I thought Kate Middleton was nuts when she got pregnant with Charlotte, because she had hyperemesis with George - and Charlotte too, for that matter." She’d REALLY be crazy to voluntarily go through that a third time IMNSHO, which makes me even more skeptical than usually about all those tabloid reports that she’s PG yet again.

I have a sister who, during both her pregnancies, had worse hyperemesis than Kate did - we’re talking multiple hospitalizations and lots of IV’s to prevent serious dehydration. It took about a year and a half to get her to quite talking about and give up the notion of having child #3.

Desire for children isn’t always rational.

My great-grandmother was a laundress; she was the first one to offer a pick-up-and-delivery service in Barcelona, c. 1910 (the others would do the laundry on site). Her daughter has had a washing machine for 48 years: the washing machine drains into the wash-basin she’s always refused to remove. A frequent complaint from the family used to be “it takes her so long to decide to do laundry, you’d think it’s still by hand!”; she would wait until people were completely out of clean clothes to do laundry, at which point she’d complain that the machine was “too small!”

You can tell a house is up for sale as the result of the death of someone from that generation because there is one of those basins in place.

I have a big double sink, made of poured concrete, in the basement. The washer drains into it. I suppose I could use it as a laundry sink. But I love it. It can be handy to have a very large sink.

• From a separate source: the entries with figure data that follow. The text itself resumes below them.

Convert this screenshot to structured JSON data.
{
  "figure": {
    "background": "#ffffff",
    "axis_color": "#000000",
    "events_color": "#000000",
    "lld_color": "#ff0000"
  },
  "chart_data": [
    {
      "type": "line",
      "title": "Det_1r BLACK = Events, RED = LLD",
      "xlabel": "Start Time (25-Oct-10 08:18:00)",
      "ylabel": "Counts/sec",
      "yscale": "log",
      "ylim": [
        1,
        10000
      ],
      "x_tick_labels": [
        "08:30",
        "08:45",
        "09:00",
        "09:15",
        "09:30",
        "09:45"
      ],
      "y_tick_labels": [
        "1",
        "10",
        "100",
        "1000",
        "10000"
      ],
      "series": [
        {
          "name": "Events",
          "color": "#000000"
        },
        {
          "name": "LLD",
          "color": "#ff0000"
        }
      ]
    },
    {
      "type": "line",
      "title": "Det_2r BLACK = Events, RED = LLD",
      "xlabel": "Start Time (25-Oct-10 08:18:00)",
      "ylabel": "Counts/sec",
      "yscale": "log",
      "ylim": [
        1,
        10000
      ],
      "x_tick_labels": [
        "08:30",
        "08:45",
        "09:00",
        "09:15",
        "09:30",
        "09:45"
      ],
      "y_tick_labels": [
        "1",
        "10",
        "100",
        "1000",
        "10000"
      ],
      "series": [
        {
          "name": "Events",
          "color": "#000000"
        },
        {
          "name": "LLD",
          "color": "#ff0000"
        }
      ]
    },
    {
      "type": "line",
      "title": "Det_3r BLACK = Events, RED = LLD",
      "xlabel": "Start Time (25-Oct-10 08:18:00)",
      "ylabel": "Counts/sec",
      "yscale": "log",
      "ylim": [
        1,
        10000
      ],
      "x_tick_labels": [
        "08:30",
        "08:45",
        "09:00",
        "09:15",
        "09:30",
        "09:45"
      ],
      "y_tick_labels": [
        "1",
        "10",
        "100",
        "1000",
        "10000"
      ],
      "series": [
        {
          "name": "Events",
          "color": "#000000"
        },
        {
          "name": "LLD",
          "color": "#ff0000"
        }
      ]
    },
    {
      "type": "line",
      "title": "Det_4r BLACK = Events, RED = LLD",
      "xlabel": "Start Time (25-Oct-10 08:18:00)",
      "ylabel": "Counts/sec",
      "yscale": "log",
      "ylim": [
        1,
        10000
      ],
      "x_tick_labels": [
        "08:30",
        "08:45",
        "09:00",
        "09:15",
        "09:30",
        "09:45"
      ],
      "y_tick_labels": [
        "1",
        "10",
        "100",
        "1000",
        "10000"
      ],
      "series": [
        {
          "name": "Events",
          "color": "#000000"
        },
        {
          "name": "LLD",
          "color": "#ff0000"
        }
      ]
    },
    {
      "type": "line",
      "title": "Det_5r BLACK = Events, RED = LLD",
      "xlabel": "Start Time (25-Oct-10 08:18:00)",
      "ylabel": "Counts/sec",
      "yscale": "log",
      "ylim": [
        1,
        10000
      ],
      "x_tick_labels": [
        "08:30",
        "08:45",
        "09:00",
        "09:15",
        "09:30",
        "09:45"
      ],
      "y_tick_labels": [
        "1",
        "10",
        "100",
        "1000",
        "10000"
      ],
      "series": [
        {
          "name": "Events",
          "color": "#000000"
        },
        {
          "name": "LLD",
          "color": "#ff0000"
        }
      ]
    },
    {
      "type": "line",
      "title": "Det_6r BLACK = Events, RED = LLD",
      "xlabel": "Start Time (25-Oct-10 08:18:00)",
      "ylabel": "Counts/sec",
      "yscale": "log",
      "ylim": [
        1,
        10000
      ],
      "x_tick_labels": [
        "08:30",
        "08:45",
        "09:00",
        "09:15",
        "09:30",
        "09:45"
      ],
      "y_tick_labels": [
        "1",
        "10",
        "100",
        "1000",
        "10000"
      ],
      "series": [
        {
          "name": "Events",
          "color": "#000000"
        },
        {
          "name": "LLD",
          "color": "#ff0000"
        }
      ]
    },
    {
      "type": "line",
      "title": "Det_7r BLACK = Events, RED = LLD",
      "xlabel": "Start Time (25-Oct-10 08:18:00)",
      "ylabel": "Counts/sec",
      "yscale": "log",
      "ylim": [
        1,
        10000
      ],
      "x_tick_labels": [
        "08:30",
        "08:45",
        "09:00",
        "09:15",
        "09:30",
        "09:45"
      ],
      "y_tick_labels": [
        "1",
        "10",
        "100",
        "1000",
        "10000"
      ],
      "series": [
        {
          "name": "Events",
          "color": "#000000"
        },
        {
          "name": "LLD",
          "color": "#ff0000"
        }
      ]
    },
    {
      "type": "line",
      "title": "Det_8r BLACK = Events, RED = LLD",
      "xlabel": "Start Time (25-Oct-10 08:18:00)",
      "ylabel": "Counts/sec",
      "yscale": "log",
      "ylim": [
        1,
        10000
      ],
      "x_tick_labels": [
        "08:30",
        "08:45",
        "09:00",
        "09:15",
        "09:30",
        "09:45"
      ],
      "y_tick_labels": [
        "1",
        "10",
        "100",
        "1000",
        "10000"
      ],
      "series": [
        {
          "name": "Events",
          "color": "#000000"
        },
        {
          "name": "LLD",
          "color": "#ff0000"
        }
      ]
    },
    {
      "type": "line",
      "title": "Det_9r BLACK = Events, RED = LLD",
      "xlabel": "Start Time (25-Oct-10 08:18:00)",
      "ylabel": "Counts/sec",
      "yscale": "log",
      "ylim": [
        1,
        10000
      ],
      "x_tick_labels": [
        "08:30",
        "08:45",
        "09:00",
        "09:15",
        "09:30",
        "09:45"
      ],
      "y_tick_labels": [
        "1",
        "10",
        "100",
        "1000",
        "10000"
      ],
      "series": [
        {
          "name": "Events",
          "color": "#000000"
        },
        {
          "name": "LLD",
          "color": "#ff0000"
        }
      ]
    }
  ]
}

I think PPD is one of those ways women suffer a lot less now, due to the advances in medication. If the “baby blues” stick around for any length of time, medication is likely to help.

These have the washboard built-in. Google images lavadero brings up a bunch (this page is from a current vendor) before going into other types of sinks.

Huh, that’s not what I have, but mine was clearly inspired by those. It looks just the same, except instead of the washboard, there’s a straight line from the protruding front top edge to the front bottom edge. It’s extremely useful for things like washing a litter box or leaving a large wet item to drain and dry.

In brazil I had an automatic stone sink with an electric agitator at the bottom.